Intrigued, I followed up with the comment-writer Zara by email, who turned out to be Zarine
L. Arushanyan, a researcher of Russian cat and dog
breeds who lives in Yerevan, Armenia. Zara's question sent me looking through other editions of Pallas in the Libraries collections. I found a more accurate illustration of the Pallas Cat in his Zoographia Rosso-Asiatica, published in St. Petersburg, Russia, in 1831, as shown above, center.
In this Latin language publication, Pallas describes seven species of cats. The account of the mother cat and her hybrid kittens mentioned in my original blog entry appears in the section on Felis catus (the domestic cat). The 1831 description of the Felis manul also notes that the Manul can breed with domestic cats, possibly leading (Pallas speculated) to the development of the Angora cat. However, I was unable to find another illustration showing the Siamese-looking cat from the 1812 edition.

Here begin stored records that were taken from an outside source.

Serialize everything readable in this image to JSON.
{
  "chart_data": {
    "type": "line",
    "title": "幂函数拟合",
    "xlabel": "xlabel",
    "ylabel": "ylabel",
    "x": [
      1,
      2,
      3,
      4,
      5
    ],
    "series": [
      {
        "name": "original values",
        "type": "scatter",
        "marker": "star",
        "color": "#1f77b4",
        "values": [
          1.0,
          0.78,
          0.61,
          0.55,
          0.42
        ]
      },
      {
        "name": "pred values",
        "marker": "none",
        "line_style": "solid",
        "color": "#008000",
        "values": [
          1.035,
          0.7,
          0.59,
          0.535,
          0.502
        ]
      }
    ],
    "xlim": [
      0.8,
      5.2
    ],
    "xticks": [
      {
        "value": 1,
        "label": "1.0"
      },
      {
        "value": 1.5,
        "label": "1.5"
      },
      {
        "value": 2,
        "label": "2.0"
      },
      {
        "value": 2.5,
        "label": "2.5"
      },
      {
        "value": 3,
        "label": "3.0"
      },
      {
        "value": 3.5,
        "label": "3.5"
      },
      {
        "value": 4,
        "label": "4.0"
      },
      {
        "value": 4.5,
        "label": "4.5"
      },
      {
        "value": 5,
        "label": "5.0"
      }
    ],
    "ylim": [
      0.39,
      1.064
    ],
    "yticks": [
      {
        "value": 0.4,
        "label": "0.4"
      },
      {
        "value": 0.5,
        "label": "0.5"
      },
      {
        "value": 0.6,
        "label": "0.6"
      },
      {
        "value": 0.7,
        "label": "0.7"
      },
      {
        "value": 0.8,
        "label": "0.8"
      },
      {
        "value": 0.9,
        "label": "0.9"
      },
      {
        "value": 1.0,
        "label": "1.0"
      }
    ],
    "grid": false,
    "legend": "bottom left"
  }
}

Then I started wondering about the shield design in the upper left corner of the picture. Whose coat of arms was it? Could that help to explain why a seemingly unrelated cat picture had appeared in this book by Pallas? A close-up image appears above.
This coat of arms has three stacks of wheat (also known as "garbs"), each tied around the middle, above two crossed axes or halberds. Apparently this is not the crest of the Shedrinskoi family mentioned by Pallas as the owner of the estate where the hybrid cats lived. So I searched through various heraldry guides to see if I could find anything like it. The wheat-stack is a symbol used in some coats of arms for the county of Cheshire in England (as shown in online guides to Cheshire Heraldry). The arms of the Grosvenor family (including the Dukes of Westminster), whose ancestral home is in Cheshire, also have a wheat-stack. But why would there be a Cheshire connection to the Pallas book? Was it for a patron of Pallas? Can this specific coat of arms be identified, to shed more light on the mystery?

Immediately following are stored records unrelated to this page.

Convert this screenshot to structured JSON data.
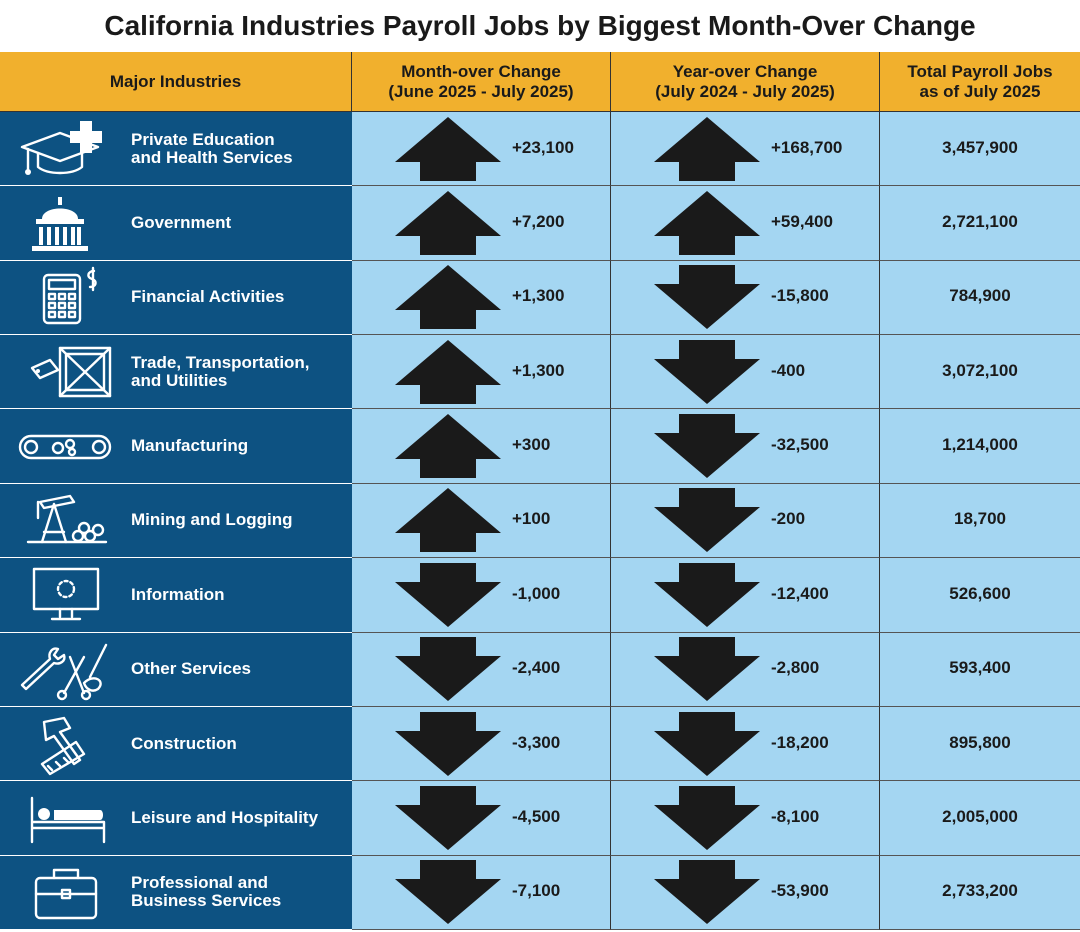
{
  "title": "California Industries Payroll Jobs by Biggest Month-Over Change",
  "headers": {
    "industries": "Major Industries",
    "mom_line1": "Month-over Change",
    "mom_line2": "(June 2025 - July 2025)",
    "yoy_line1": "Year-over Change",
    "yoy_line2": "(July 2024 - July 2025)",
    "total_line1": "Total Payroll Jobs",
    "total_line2": "as of July 2025"
  },
  "colors": {
    "header_bg": "#f1b02d",
    "industry_bg": "#0d5282",
    "cell_bg": "#a4d6f2",
    "arrow": "#1a1a1a"
  },
  "chart_data": {
    "type": "table",
    "title": "California Industries Payroll Jobs by Biggest Month-Over Change",
    "columns": [
      "Major Industries",
      "Month-over Change (June 2025 - July 2025)",
      "Year-over Change (July 2024 - July 2025)",
      "Total Payroll Jobs as of July 2025"
    ],
    "rows": [
      {
        "line1": "Private Education",
        "line2": "and Health Services",
        "icon": "graduation-cap-medical-icon",
        "mom": "+23,100",
        "mom_value": 23100,
        "yoy": "+168,700",
        "yoy_value": 168700,
        "total": "3,457,900"
      },
      {
        "line1": "Government",
        "line2": "",
        "icon": "capitol-building-icon",
        "mom": "+7,200",
        "mom_value": 7200,
        "yoy": "+59,400",
        "yoy_value": 59400,
        "total": "2,721,100"
      },
      {
        "line1": "Financial Activities",
        "line2": "",
        "icon": "calculator-dollar-icon",
        "mom": "+1,300",
        "mom_value": 1300,
        "yoy": "-15,800",
        "yoy_value": -15800,
        "total": "784,900"
      },
      {
        "line1": "Trade, Transportation,",
        "line2": "and Utilities",
        "icon": "shipping-crate-icon",
        "mom": "+1,300",
        "mom_value": 1300,
        "yoy": "-400",
        "yoy_value": -400,
        "total": "3,072,100"
      },
      {
        "line1": "Manufacturing",
        "line2": "",
        "icon": "conveyor-gears-icon",
        "mom": "+300",
        "mom_value": 300,
        "yoy": "-32,500",
        "yoy_value": -32500,
        "total": "1,214,000"
      },
      {
        "line1": "Mining and Logging",
        "line2": "",
        "icon": "oil-pump-logs-icon",
        "mom": "+100",
        "mom_value": 100,
        "yoy": "-200",
        "yoy_value": -200,
        "total": "18,700"
      },
      {
        "line1": "Information",
        "line2": "",
        "icon": "computer-monitor-icon",
        "mom": "-1,000",
        "mom_value": -1000,
        "yoy": "-12,400",
        "yoy_value": -12400,
        "total": "526,600"
      },
      {
        "line1": "Other Services",
        "line2": "",
        "icon": "wrench-scissors-icon",
        "mom": "-2,400",
        "mom_value": -2400,
        "yoy": "-2,800",
        "yoy_value": -2800,
        "total": "593,400"
      },
      {
        "line1": "Construction",
        "line2": "",
        "icon": "hammer-saw-icon",
        "mom": "-3,300",
        "mom_value": -3300,
        "yoy": "-18,200",
        "yoy_value": -18200,
        "total": "895,800"
      },
      {
        "line1": "Leisure and Hospitality",
        "line2": "",
        "icon": "bed-icon",
        "mom": "-4,500",
        "mom_value": -4500,
        "yoy": "-8,100",
        "yoy_value": -8100,
        "total": "2,005,000"
      },
      {
        "line1": "Professional and",
        "line2": "Business Services",
        "icon": "briefcase-icon",
        "mom": "-7,100",
        "mom_value": -7100,
        "yoy": "-53,900",
        "yoy_value": -53900,
        "total": "2,733,200"
      }
    ]
  }
}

And now I'd like to throw out a challenge to the readers of this blog: can anyone figure out which family or place is associated with this coat of arms? Could the 1812 cat picture be an early image of the legendary Cheshire Cat, later immortalized in Lewis Carroll's novel, Alice's Adventures in Wonderland (1865), and more recently in the movie Alice in Wonderland (directed by Tim Burton, 2010)? Please help identify this coat of arms! The first ten who come up with a verifiable authentication for this coat of arms will receive a spiffy reproduction print of the image, suitable for framing.
Below are some more intersting Pallas Cat links:
Felis manul page from the Encyclopedia
Felis manul page from the Animal Diversity Web site (University of
Michigan Museum of Zoology)
Pallas Cat Study and Conservation Program (Siberian Environmental Center in Novosibirsk, Russia)
Manulomania (a Russian website featuring Pallas Cat photos: some serious, some silly)
Le Manul Facebook page for Pallas Cat fans
The contest is open to United States residents eighteen (18) years of age and older. Entries from outside the United States are welcome, but because of legal restrictions, prizes can only be awarded to United States residents.
Smithsonian Libraries staff will determine the best answers. One prize will be awarded to a maximum of ten winners. The winners will be notified and receive his/her prize by mail. All decisions of the Smithsonian Libraries are final.
By accepting the prize, winners consent to use of their name by the Libraries for promotional purposes without further consideration, except where prohibited by law.
Prize: An 8" x 10" unframed photographic reproduction print of the Pallas Cat, from the Libraries collections.